The Red Cross, which used defense force helicopters to bring in emergency generators, satellite communications and water supplies, said water in the town was running out.

Mark Solomon, a leader of South Island indigenous Maori Ngai Tahu tribe, which has tourism and fisheries businesses around Kaikoura, said a local Maori meeting spot had received 1,000 people since Monday morning. Many slept overnight in the communal hall or in vehicles outside.

The tribe had fed them with crayfish, a delicacy for which the South Island town is famous. With no power, the tanks that hold the expensive crustaceans had stopped pumping.

“It’s better to use the food than throw it in the rubbish,” Solomon told Reuters by telephone.

AFTERSHOCKS, WIND AND RAIN

China chartered four helicopters to evacuate about 40 nationals from Kaikoura, mostly elderly and children, late on Monday, said Liu Lian, a Chinese consular official in Christchurch.

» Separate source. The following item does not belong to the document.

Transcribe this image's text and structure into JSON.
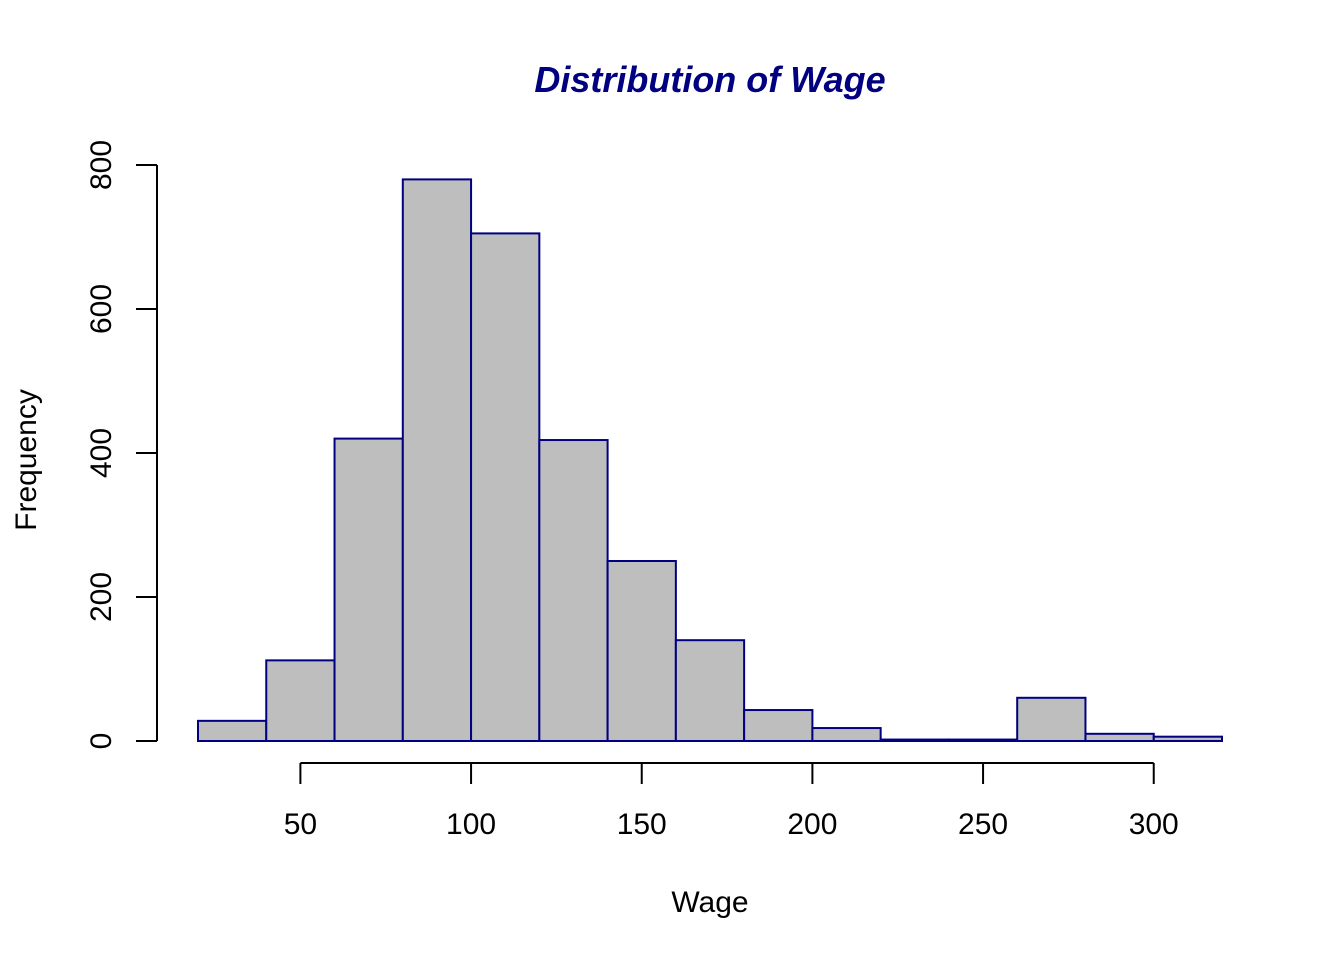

One Chinese citizen was treated for a minor head injury, Liu said, and 60 would be evacuated on Tuesday.

“They have been trapped in Kaikoura for a couple of days, some are maybe scared, they have some mental stress,” Liu told Reuters, adding that many planned to continue traveling elsewhere in New Zealand, however.

Other tourists also planned to continue trips, and travel agencies said they saw no drop-off in bookings, easing concerns about a major hit to the industry, New Zealand’s biggest export earner.

Gale-force winds and rain were hampering recovery efforts, and hundreds of aftershocks rocked the region, one of magnitude 5.4 being felt strongly in Wellington.

Finance Minister Bill English said the government was well positioned to tackle an expected repair bill running into the billions of dollars, with low debt and budget surpluses.

“We are in about as good a shape as we could be to deal with this natural disaster,” English told parliament.

Civil Defense estimated the quakes caused 80,000 to 100,000 landslides. New Zealand media reported that three cows filmed stranded on a small patch of grass surrounded by landslips had been rescued by a farmer.

Acting Civil Defense Minister Gerry Brownlee said New Zealand had accepted an offer of two U.S. Navy helicopters from the USS Sampson destroyer, besides an offer of help from the Japanese military.

By the weekend, authorities hoped to reopen an inland road to Kaikoura from the south, he said.

Workers have begun returning to Wellington’s business district, which had been closed off on Monday to assess the risk to buildings.

Several blocks were damaged, including the offices of Statistics New Zealand, which halted the release of economic data and said it would take months to return to the building.

An A-League soccer match set for Saturday between the Wellington Phoenix and Australia’s Melbourne Victory has been postponed because of damage to Wellington’s 34,000-seat Westpac Stadium, officials said.

New Zealand lies on the seismically active “Ring of Fire”, a 40,000-km arc of volcanoes and ocean trenches girdling much of the Pacific Ocean.

Christchurch is still recovering from a 6.3 magnitude quake in 2011 that killed 185 people.